I suppose the more important question here is, why was the narrative so damn incoherent? Or a better one: Why did they even make this?

Minecraft

Minecraft

Don’t get me wrong, I love me some Minecraft. But when you think about it, the game makes no sense. You find yourself in the middle of a blocky wilderness filled with fantastical monsters, and you must simply survive and build things. How did you get there? How do blocks magically float in the air? Why do creepers hate you so much? Why is building gigantic representations of human genetalia so much fun?

Metal Gear Solid 2: Sons of Liberty

Metal Gear Solid 2: Sons of Liberty

Here’s a challenge for you: You have two minutes to sum up the final hour of Metal Gear Solid 2.

You couldn’t do it, could you? That’s because the final portion of the game makes absolutely no sense. Allegedly, portions of the game were cut out because the game dropped shortly after the infamous 9/11, and people were a little weirded out by a game that wanted to show the destruction of gigantic chunks of Manhattan after such an event (and rightfully so).

But even if you were to find the missing pieces and put the story back together, I’m not sure you would get a coherent plot anyway. Which parts of the plot happened in real life, and which ones were just a simulation? I couldn’t figure it out back when I played the thing, and I sure as hell can’t explain it now.

Katamari Damacy

Katamari Damacy

Katamary Damacy will probably forever be seen as a classic, with a unique premise and some innovative gameplay. Of course, all of that comes with one of the most bizarre plots in gaming history. See, the King of All Cosmos went on a drinking binge that somehow resulted in the stars going out. So he sends his pint-sized son to take a magical snowball-like object that collects items as he rolls over them, causing the ball to increase in size. Once it gets large enough, it gets flung into space to become a new star.

Yeah, it’s weird.
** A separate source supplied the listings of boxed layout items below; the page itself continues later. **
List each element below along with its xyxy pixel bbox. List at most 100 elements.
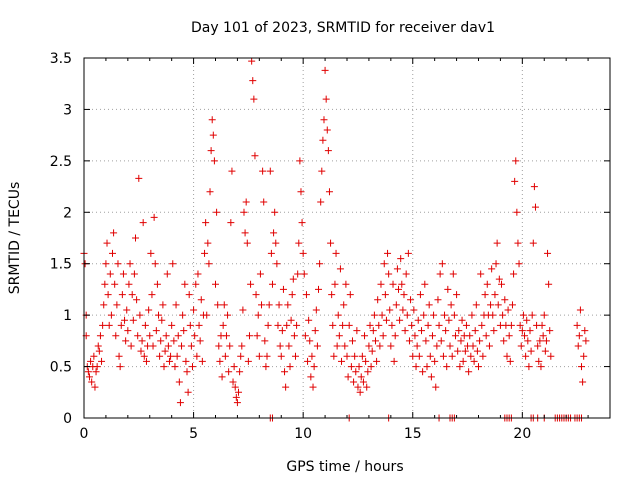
data-point — [179, 311, 187, 319]
data-point — [492, 260, 500, 268]
data-point — [338, 357, 346, 365]
data-point — [112, 332, 120, 340]
data-point — [373, 357, 381, 365]
data-point — [404, 249, 412, 257]
data-point — [434, 296, 442, 304]
data-point — [389, 280, 397, 288]
data-point — [505, 332, 513, 340]
data-point — [540, 311, 548, 319]
data-point — [335, 332, 343, 340]
data-point — [416, 291, 424, 299]
data-point — [421, 280, 429, 288]
data-point — [521, 332, 529, 340]
data-point — [260, 198, 268, 206]
data-point — [457, 337, 465, 345]
data-point — [282, 383, 290, 391]
data-point — [214, 301, 222, 309]
data-point — [219, 321, 227, 329]
x-tick-label: 10 — [294, 426, 312, 442]
data-point — [479, 352, 487, 360]
data-point — [413, 342, 421, 350]
data-point — [468, 311, 476, 319]
data-point — [385, 270, 393, 278]
data-point — [494, 301, 502, 309]
data-point — [135, 174, 143, 182]
data-point — [233, 399, 241, 407]
data-point — [241, 229, 249, 237]
data-point — [462, 321, 470, 329]
y-tick-label: 3 — [63, 102, 72, 118]
data-point — [231, 383, 239, 391]
data-point — [195, 321, 203, 329]
data-point — [137, 347, 145, 355]
data-point — [149, 342, 157, 350]
data-point — [453, 291, 461, 299]
data-point — [374, 296, 382, 304]
data-point — [536, 337, 544, 345]
data-point — [201, 249, 209, 257]
data-point — [469, 342, 477, 350]
data-point — [547, 352, 555, 360]
data-point — [357, 373, 365, 381]
data-point — [310, 363, 318, 371]
data-point — [363, 383, 371, 391]
data-point — [247, 280, 255, 288]
data-point — [408, 321, 416, 329]
data-point — [398, 280, 406, 288]
data-point — [142, 357, 150, 365]
data-point — [510, 270, 518, 278]
data-point — [500, 337, 508, 345]
data-point — [318, 167, 326, 175]
data-point — [288, 291, 296, 299]
data-point — [574, 342, 582, 350]
data-point — [157, 337, 165, 345]
data-point — [285, 342, 293, 350]
data-point — [203, 311, 211, 319]
data-point — [336, 265, 344, 273]
data-point — [351, 352, 359, 360]
data-point — [467, 352, 475, 360]
data-point — [92, 368, 100, 376]
data-point — [103, 239, 111, 247]
data-point — [396, 316, 404, 324]
data-point — [283, 321, 291, 329]
data-point — [458, 316, 466, 324]
data-point — [332, 249, 340, 257]
data-point — [88, 378, 96, 386]
data-point — [249, 77, 257, 85]
data-point — [183, 368, 191, 376]
data-point — [255, 352, 263, 360]
data-point — [535, 357, 543, 365]
data-point — [187, 342, 195, 350]
data-point — [277, 352, 285, 360]
data-point — [515, 260, 523, 268]
data-point — [438, 260, 446, 268]
data-point — [490, 327, 498, 335]
data-point — [160, 363, 168, 371]
data-point — [523, 316, 531, 324]
data-point — [193, 352, 201, 360]
data-point — [362, 357, 370, 365]
data-point — [281, 368, 289, 376]
data-point — [119, 270, 127, 278]
data-point — [483, 280, 491, 288]
data-point — [344, 373, 352, 381]
data-point — [366, 321, 374, 329]
data-point — [501, 296, 509, 304]
data-point — [208, 116, 216, 124]
data-point — [578, 363, 586, 371]
x-tick-label: 0 — [80, 426, 89, 442]
data-point — [334, 311, 342, 319]
data-point — [264, 321, 272, 329]
x-tick-label: 20 — [513, 426, 531, 442]
data-point — [355, 363, 363, 371]
data-point — [94, 342, 102, 350]
data-point — [391, 332, 399, 340]
data-point — [185, 291, 193, 299]
data-point — [380, 260, 388, 268]
data-point — [141, 321, 149, 329]
data-point — [352, 368, 360, 376]
data-point — [418, 327, 426, 335]
data-point — [224, 311, 232, 319]
data-point — [381, 291, 389, 299]
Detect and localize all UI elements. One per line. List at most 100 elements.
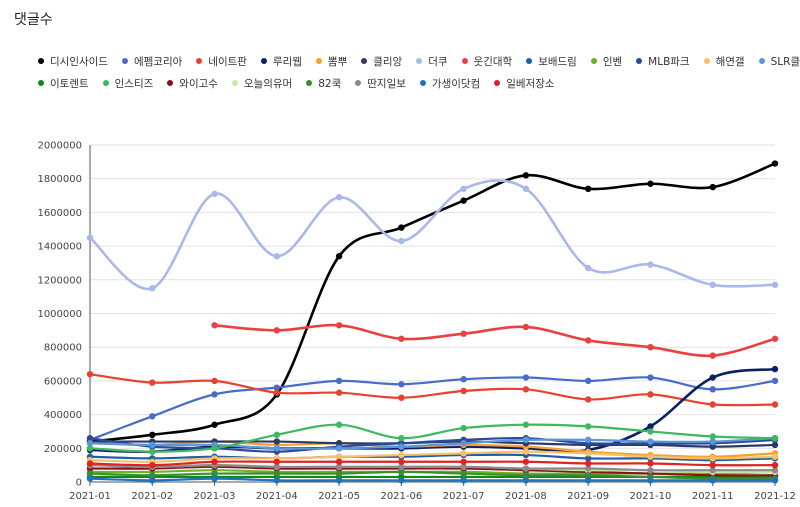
data-point bbox=[460, 185, 467, 193]
legend-item[interactable]: 딴지일보 bbox=[355, 76, 406, 91]
legend-item[interactable]: 인스티즈 bbox=[102, 76, 154, 91]
legend-item[interactable]: 루리웹 bbox=[260, 54, 302, 69]
data-point bbox=[709, 433, 716, 440]
legend-marker-icon bbox=[636, 58, 643, 64]
legend-item[interactable]: 클리앙 bbox=[361, 54, 402, 69]
series-line bbox=[89, 464, 775, 472]
data-point bbox=[771, 453, 779, 460]
series-line bbox=[89, 453, 776, 462]
data-point bbox=[149, 477, 156, 484]
legend-item[interactable]: 디시인사이드 bbox=[38, 54, 108, 69]
legend-item[interactable]: 뽐뿌 bbox=[315, 54, 347, 69]
data-point bbox=[86, 460, 94, 467]
legend-item[interactable]: 82쿡 bbox=[306, 76, 341, 91]
data-point bbox=[709, 401, 716, 408]
data-point bbox=[273, 327, 281, 334]
legend-item[interactable]: 에펨코리아 bbox=[121, 54, 183, 69]
data-point bbox=[522, 172, 530, 179]
legend-item[interactable]: 일베저장소 bbox=[494, 76, 555, 91]
legend-label: 인벤 bbox=[602, 55, 623, 68]
data-point bbox=[211, 322, 218, 329]
legend-marker-icon bbox=[416, 58, 423, 64]
legend-marker-icon bbox=[121, 58, 128, 64]
series-line bbox=[89, 460, 776, 467]
legend-item[interactable]: 오늘의유머 bbox=[231, 76, 292, 91]
series-line bbox=[89, 376, 776, 441]
legend-item[interactable]: SLR클럽 bbox=[758, 54, 800, 69]
data-point bbox=[647, 460, 654, 467]
data-point bbox=[398, 443, 405, 450]
data-point bbox=[522, 386, 530, 393]
legend-label: 인스티즈 bbox=[114, 77, 154, 90]
legend-item[interactable]: 더쿠 bbox=[416, 54, 448, 69]
data-point bbox=[647, 374, 654, 381]
data-point bbox=[709, 183, 716, 191]
data-point bbox=[335, 477, 343, 484]
y-tick-label: 1200000 bbox=[37, 275, 82, 286]
data-point bbox=[86, 434, 94, 442]
legend-label: 보배드림 bbox=[538, 55, 577, 68]
data-point bbox=[522, 477, 530, 484]
data-point bbox=[460, 463, 467, 471]
data-point bbox=[398, 394, 405, 401]
data-point bbox=[771, 467, 779, 474]
legend-marker-icon bbox=[167, 80, 174, 86]
legend-label: SLR클럽 bbox=[770, 55, 800, 68]
y-tick-label: 800000 bbox=[44, 343, 82, 354]
legend-item[interactable]: 와이고수 bbox=[167, 76, 218, 91]
data-point bbox=[273, 477, 281, 484]
data-point bbox=[584, 460, 592, 467]
series-line bbox=[89, 465, 776, 477]
data-point bbox=[460, 330, 467, 337]
x-tick-label: 2021-12 bbox=[754, 491, 796, 502]
legend-item[interactable]: 웃긴대학 bbox=[461, 54, 513, 69]
legend-marker-icon bbox=[526, 58, 533, 64]
y-tick-label: 600000 bbox=[44, 376, 82, 387]
data-point bbox=[460, 387, 467, 395]
data-point bbox=[522, 185, 530, 193]
legend-label: 디시인사이드 bbox=[50, 55, 108, 68]
x-tick-label: 2021-07 bbox=[443, 491, 485, 502]
data-point bbox=[709, 438, 716, 445]
data-point bbox=[460, 477, 467, 484]
data-point bbox=[522, 323, 530, 331]
legend-marker-icon bbox=[196, 58, 203, 64]
legend-item[interactable]: 네이트판 bbox=[196, 54, 247, 69]
data-point bbox=[149, 441, 156, 449]
data-point bbox=[522, 465, 530, 472]
legend-item[interactable]: 인벤 bbox=[590, 54, 623, 69]
data-point bbox=[647, 477, 654, 484]
data-point bbox=[460, 470, 467, 477]
legend-item[interactable]: 이토렌트 bbox=[38, 76, 89, 91]
legend-item[interactable]: 보배드림 bbox=[526, 54, 577, 69]
legend-item[interactable]: 해연갤 bbox=[703, 54, 745, 69]
x-tick-label: 2021-03 bbox=[194, 491, 236, 502]
legend-label: 와이고수 bbox=[179, 77, 218, 90]
data-point bbox=[709, 281, 716, 289]
data-point bbox=[335, 322, 343, 329]
data-point bbox=[584, 472, 592, 479]
legend-label: 에펨코리아 bbox=[133, 55, 183, 68]
data-point bbox=[584, 423, 592, 430]
data-point bbox=[273, 253, 281, 260]
data-point bbox=[149, 461, 156, 469]
series-line bbox=[89, 179, 776, 291]
data-point bbox=[647, 453, 654, 460]
data-point bbox=[522, 436, 530, 444]
data-point bbox=[86, 440, 94, 447]
data-point bbox=[398, 335, 405, 342]
x-tick-label: 2021-09 bbox=[567, 491, 609, 502]
x-tick-label: 2021-10 bbox=[630, 491, 672, 502]
data-point bbox=[398, 463, 405, 471]
data-point bbox=[273, 445, 281, 452]
legend-label: 웃긴대학 bbox=[473, 55, 513, 68]
legend-item[interactable]: MLB파크 bbox=[636, 54, 690, 69]
x-tick-label: 2021-08 bbox=[505, 491, 547, 502]
data-point bbox=[584, 264, 592, 272]
data-point bbox=[709, 455, 716, 462]
y-tick-label: 400000 bbox=[44, 410, 82, 421]
data-point bbox=[398, 451, 405, 459]
data-point bbox=[335, 377, 343, 385]
legend-item[interactable]: 가생이닷컴 bbox=[419, 76, 480, 91]
data-point bbox=[398, 477, 405, 484]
But it’s also super fun, I promise.

Super Mario Bros. 2

Super Mario Bros. 2

The NES Mario games never made a lick of sense. A couple Italian plumbers save a princess from a fire-breathing turtle over and over again, all the while eating mushrooms that make them grow and dodging spiny turtles thrown by some dude who flies around on a cloud. There’s hardly a coherent narrative there.

But Super Mario Bros. 2 is the weirdest of them all. Not only is it a few steps more bizarre than its NES-era brethren, but it also has very little to do with the rest of the series.

Sure, the game ultimately justifies itself by having the whole thing end up being a dream (and one that comes from the head of a dude whose diet consists of mostly mushrooms and flowers), but still, this is one weird-ass game.

Zero Wing

Zero Wing

Okay, I admit this one isn’t fair, since the thing probably made sense at one point. But one Earth-shatteringly bad mistranslation later, we have one of the most incomprehensible video games to ever grace our television screens.

Then again, this was the game that coined the phrase, “All your base are belong to us,” and the world is probably a better place because of that.